Microsoft Is Taking A Final $US950 Million Hit On Windows Phone

A few years after taking a $US900 million slug on the bold failure that was the Surface RT tablet, Microsoft has suffered another painful hit in its devices portfolio. The company is cutting approximately 1850 jobs around the world and taking a $US950 million impairment charge on its smartphone hardware business, and this marks effectively the final nail in the coffin of the once powerful Nokia.

Microsoft’s acquisition of Nokia’s devices and services division in 2013 cost it $US7.1 billion, and in 2015 the software giant laid off 7800 mobile devices staff at a cost of $US7.6 billion. The former Nokia feature phone segment of that business was recently sold off for a fire sale price of $US350 million, and today’s announcement suggests that Windows 10 Mobile hardware might not be on the cards at Microsoft much longer.

This theory makes sense. Silicon Valley darling Google has been traditionally shy about building its own hardware, the Nokia acquisition was notoriously rocky, and although Microsoft’s 2-in-1 convertible Surface tablets have been extremely successfully and critically acclaimed, the Surface RT showed the danger of mis-stepping in consumer technology hardware.

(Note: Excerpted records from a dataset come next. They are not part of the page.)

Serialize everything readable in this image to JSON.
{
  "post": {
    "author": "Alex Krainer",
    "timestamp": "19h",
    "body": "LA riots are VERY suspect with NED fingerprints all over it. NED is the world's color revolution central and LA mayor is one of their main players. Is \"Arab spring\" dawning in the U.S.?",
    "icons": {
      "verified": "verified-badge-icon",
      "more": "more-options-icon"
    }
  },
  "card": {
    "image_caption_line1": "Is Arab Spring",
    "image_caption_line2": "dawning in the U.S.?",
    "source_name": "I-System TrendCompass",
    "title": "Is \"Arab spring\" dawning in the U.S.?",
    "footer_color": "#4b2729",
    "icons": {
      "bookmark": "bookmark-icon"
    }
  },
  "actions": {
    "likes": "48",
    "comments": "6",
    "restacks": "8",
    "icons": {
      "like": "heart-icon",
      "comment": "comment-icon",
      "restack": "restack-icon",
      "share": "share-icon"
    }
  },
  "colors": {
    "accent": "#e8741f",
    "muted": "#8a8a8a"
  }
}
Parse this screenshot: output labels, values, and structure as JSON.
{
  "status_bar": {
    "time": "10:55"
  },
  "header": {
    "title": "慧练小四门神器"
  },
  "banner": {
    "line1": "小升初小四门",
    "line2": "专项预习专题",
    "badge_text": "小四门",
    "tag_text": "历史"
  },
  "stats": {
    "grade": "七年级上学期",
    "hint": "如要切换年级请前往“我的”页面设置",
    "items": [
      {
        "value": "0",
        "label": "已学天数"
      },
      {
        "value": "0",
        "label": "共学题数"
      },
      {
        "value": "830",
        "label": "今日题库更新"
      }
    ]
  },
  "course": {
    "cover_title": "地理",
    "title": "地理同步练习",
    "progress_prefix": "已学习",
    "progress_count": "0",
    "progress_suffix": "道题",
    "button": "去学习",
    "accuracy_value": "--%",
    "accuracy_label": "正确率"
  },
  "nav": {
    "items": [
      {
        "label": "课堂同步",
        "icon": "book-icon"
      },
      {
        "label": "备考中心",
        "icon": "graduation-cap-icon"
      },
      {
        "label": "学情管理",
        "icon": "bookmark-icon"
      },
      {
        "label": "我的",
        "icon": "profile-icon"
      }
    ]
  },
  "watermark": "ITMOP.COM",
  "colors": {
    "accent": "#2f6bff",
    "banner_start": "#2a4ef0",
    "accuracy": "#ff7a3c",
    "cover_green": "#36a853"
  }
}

Microsoft CEO Satya Nadella is still talking up the company’s software chops, and it’s in those areas that it will continue to invest: “We are focusing our phone efforts where we have differentiation – with enterprises that value security, manageability and our Continuum capability, and consumers who value the same. We will continue to innovate across devices and on our cloud services across all mobile platforms.”

Microsoft says the cutbacks should be largely complete by the end of 2016, and fully closed off by the end of July next year. More detail will be forthcoming in the company’s mid-July fourth quarter earnings announcement and annual report for 2016.